Other evidence police have collected includes security camera images from stores along one of Toronto's wealthiest business strips.
"We actually have viewed two videos that were provided to us by two different businesses along Bloor Street. We have officers right now on Bloor Street canvassing some of the other stores ... to see if they have any video that their systems may have captured," Burrows said.
Police said several 911 calls were made during the incident. One call came from Bryant while he was still in the vehicle.
Police spotted the Saab after it pulled into the nearby Hyatt Hotel. Bryant was later seen in the back of a police cruiser.
The head of the city's high-profile investment agency spent the next 14 hours in police custody answering questions.
When he emerged from the police station Tuesday, he offered his condolences to the Sheppard family and then asked to be left alone.
Bryant was first elected as the Liberal MPP for St. Paul's in 1999 and won re-election in 2003 — becoming the province's youngest-ever attorney general at the time — and again in 2007. He also served as aboriginal affairs minister and minister of economic development.

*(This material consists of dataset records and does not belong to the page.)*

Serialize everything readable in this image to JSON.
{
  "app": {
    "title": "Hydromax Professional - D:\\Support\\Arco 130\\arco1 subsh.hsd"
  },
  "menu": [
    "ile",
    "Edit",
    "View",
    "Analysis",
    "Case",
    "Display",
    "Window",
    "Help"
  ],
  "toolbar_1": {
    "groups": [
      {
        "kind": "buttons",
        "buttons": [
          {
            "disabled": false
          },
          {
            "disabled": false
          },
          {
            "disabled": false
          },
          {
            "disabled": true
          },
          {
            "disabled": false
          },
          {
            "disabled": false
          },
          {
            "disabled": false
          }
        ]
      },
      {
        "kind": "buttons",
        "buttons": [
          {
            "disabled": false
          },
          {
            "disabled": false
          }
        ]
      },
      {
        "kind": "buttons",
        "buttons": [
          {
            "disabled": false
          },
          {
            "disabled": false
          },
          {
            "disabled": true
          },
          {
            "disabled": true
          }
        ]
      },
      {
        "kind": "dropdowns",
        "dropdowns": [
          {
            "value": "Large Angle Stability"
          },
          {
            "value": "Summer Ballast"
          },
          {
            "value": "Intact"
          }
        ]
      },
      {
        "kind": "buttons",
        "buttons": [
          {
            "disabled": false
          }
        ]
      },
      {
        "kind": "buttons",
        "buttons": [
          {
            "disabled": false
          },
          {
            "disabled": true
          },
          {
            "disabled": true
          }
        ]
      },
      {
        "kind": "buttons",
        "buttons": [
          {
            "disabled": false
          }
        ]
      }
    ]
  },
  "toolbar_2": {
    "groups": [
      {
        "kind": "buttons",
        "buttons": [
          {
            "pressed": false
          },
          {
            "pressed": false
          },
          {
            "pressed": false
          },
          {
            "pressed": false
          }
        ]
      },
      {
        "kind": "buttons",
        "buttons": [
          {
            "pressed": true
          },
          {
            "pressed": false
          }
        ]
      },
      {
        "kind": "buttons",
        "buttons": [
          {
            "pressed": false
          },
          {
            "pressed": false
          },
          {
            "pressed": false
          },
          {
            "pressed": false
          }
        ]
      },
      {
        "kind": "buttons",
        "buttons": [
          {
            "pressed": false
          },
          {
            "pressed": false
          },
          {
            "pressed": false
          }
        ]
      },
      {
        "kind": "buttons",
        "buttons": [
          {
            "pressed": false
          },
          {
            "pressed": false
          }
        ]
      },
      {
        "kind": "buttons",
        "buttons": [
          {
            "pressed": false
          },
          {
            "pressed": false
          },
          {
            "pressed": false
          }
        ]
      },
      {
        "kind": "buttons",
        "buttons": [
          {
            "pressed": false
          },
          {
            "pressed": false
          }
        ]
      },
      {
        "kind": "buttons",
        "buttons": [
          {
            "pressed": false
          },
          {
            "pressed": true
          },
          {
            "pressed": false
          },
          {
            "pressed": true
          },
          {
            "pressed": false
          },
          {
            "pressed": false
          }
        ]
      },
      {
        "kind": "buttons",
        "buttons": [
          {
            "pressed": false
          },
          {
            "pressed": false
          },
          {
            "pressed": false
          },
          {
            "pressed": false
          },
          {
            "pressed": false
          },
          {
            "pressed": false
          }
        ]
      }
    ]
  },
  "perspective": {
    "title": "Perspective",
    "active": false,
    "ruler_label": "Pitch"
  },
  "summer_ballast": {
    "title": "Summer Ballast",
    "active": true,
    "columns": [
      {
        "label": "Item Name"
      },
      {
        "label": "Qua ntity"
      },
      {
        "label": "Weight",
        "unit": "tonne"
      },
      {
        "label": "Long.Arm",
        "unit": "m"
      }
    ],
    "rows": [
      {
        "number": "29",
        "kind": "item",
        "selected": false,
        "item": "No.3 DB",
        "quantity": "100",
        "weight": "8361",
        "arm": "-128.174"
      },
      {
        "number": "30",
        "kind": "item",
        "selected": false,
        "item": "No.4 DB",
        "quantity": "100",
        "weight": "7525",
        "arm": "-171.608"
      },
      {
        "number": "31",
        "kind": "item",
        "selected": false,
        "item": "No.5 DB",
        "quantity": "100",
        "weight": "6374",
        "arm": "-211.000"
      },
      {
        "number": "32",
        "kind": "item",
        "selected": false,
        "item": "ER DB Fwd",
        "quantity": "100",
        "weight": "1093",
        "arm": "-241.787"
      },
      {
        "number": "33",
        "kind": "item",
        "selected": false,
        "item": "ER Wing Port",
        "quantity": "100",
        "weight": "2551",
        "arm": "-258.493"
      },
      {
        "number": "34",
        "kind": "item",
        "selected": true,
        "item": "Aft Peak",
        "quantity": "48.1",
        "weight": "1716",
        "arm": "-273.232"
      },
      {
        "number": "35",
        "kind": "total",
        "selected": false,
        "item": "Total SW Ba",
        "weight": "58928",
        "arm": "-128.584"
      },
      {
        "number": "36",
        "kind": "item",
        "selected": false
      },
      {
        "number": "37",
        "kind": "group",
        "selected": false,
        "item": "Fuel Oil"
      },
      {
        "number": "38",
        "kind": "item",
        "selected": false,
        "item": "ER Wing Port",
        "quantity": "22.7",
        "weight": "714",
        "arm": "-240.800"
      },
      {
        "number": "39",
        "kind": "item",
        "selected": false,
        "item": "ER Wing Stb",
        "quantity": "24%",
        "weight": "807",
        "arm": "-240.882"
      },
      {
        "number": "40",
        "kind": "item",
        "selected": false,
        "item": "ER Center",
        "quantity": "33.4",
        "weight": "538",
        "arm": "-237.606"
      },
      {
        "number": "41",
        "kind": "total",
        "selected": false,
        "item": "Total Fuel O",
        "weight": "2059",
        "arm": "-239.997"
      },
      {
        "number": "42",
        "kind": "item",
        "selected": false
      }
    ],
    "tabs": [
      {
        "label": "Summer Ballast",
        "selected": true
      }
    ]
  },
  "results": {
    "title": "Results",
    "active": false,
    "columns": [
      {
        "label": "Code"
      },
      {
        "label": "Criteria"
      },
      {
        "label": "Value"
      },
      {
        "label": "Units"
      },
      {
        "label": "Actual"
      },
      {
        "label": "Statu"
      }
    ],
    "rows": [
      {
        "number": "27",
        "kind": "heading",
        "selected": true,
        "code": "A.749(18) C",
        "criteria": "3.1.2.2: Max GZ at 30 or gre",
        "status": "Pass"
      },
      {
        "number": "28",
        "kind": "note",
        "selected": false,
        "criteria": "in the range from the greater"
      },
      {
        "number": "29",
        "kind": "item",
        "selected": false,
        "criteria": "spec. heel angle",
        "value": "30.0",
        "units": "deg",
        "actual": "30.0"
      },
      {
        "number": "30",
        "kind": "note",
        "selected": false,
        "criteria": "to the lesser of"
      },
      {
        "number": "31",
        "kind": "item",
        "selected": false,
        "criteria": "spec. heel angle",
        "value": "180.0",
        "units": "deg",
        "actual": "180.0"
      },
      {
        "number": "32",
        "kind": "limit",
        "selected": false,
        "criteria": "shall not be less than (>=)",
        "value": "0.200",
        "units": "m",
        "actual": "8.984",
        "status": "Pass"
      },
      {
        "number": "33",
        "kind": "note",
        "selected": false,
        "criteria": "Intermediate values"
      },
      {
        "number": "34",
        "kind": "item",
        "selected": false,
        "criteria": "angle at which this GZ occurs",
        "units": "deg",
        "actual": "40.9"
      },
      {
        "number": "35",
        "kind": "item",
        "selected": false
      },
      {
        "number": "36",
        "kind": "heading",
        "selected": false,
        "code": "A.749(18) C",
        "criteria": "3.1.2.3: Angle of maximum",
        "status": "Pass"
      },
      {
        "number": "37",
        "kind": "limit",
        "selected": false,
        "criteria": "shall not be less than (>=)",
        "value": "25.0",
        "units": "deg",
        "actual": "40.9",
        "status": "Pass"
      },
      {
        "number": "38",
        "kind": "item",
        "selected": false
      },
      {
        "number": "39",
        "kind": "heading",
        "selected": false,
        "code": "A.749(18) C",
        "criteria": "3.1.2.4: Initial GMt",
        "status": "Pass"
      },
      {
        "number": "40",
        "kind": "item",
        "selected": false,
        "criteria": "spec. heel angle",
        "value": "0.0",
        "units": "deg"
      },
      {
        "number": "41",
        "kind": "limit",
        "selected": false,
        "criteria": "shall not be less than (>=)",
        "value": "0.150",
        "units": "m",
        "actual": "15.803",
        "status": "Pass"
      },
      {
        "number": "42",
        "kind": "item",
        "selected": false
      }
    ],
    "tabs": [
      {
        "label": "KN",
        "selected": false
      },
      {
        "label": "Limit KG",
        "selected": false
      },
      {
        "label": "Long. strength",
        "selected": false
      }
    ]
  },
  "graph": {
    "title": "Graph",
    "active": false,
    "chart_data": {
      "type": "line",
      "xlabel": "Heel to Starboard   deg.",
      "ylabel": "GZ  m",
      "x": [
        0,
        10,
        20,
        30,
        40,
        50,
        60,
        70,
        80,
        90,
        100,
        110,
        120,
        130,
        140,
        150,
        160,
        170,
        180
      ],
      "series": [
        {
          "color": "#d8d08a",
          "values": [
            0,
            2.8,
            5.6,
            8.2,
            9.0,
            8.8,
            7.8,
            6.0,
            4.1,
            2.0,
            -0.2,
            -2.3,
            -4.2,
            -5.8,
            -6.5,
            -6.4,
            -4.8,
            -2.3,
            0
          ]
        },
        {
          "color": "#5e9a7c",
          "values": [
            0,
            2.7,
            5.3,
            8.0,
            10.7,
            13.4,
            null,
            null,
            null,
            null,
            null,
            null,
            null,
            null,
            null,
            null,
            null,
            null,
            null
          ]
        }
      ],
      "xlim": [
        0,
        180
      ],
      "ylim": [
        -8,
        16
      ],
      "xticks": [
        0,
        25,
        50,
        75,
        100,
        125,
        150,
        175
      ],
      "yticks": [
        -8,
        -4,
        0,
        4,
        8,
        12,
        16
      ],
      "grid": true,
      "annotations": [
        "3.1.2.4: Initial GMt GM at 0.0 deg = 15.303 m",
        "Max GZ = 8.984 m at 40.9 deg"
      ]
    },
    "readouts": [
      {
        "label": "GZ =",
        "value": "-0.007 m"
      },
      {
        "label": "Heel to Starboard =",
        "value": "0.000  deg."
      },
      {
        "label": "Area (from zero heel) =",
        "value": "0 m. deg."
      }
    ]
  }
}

Bryant is a Harvard-trained lawyer who clerked at the Supreme Court of Canada and later taught law at the University of Toronto, Osgoode Hall and King's College, London. His wife is also a lawyer. They have two children.
Bryant resigned from politics three months ago to become president and CEO of Invest Toronto, which is chaired by Toronto Mayor David Miller.
The byelection to replace Bryant as MPP for the midtown riding is scheduled for Sept. 17.